Никита проводил друга внутрь здания. На входе их встретила приветливая девушка-администратор в строгом темно-синем костюме и предложила им кофе. Кивнув ей в знак согласия, мужчины вошли в огромный просторный зал с блестящим паркетом, высокими потолками и большими окнами.

– Вот это да! Красотища какая! – восхищался Славка, глазея по сторонам, – сколько раз ходил этой улицей и даже не представлял, какие здесь удивительные дома.

В этот момент на пороге появился тот самый усатый мужчина «из телефона». Слегка запыхавшись, он снял свой длинный шарф и бросил его на стоящее в углу кресло.

– Вот так денек!
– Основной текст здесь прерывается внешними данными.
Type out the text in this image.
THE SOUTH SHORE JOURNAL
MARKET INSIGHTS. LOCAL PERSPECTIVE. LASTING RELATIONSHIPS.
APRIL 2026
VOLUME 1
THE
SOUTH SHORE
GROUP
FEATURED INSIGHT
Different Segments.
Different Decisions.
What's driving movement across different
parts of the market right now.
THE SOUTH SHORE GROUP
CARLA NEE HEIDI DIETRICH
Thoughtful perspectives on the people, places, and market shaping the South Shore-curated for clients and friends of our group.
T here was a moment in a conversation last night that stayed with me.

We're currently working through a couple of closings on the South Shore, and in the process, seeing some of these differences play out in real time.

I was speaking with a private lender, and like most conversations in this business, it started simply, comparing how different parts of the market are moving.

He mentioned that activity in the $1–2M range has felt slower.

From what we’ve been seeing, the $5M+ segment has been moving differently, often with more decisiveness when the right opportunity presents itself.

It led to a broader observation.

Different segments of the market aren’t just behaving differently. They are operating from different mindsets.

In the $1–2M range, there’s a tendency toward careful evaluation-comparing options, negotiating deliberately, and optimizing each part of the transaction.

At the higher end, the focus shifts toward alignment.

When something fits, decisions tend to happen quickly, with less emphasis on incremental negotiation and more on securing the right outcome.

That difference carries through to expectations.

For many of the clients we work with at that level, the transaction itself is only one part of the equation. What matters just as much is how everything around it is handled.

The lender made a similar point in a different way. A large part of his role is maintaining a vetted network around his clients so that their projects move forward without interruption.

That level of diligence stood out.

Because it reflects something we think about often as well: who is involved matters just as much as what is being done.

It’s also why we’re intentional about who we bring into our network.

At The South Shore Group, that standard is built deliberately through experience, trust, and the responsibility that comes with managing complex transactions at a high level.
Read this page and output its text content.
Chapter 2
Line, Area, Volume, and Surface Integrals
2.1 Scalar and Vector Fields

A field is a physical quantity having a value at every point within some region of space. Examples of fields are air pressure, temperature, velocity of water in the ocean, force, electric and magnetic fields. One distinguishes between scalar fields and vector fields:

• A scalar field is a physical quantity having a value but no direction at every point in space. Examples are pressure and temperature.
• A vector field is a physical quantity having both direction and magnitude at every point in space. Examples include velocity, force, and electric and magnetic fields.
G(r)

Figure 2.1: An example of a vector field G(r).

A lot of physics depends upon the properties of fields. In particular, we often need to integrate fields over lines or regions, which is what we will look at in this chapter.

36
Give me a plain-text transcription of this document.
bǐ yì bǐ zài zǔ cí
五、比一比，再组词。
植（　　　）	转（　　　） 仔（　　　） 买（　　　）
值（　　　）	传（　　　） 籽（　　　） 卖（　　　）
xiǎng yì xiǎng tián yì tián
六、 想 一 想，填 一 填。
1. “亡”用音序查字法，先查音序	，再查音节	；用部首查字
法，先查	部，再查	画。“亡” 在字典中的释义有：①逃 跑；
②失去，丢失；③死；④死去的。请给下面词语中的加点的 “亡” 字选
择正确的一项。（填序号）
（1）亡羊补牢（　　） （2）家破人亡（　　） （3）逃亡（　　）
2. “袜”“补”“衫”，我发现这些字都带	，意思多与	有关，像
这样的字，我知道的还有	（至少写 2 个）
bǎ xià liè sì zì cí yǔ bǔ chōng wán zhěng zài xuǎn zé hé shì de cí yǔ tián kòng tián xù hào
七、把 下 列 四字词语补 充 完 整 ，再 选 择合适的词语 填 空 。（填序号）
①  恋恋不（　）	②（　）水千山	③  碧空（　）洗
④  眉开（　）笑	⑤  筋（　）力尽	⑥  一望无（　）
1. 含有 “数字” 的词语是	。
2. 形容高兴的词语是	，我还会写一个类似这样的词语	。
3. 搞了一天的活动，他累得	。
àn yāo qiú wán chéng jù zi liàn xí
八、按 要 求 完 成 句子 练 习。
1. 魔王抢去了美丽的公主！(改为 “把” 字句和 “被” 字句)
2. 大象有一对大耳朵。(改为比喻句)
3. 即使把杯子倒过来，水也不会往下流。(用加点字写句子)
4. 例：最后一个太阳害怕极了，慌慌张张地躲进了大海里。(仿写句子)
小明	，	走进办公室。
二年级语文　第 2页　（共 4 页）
Я уже полгорода оббегал, а только половина десятого.

– С тебя обед! – хитро улыбаясь, бросил Никита, протягивая ему руку для приветствия и демонстративно показывая на часы.

– Да хоть два! Только забери у меня половину всех этих звонков и встреч.

– Знакомься: Вячеслав, мой друг детства! Это Петр Семенович, золотой человек и по совместительству организатор всего этого переполоха! – представил Никита мужчин друг другу.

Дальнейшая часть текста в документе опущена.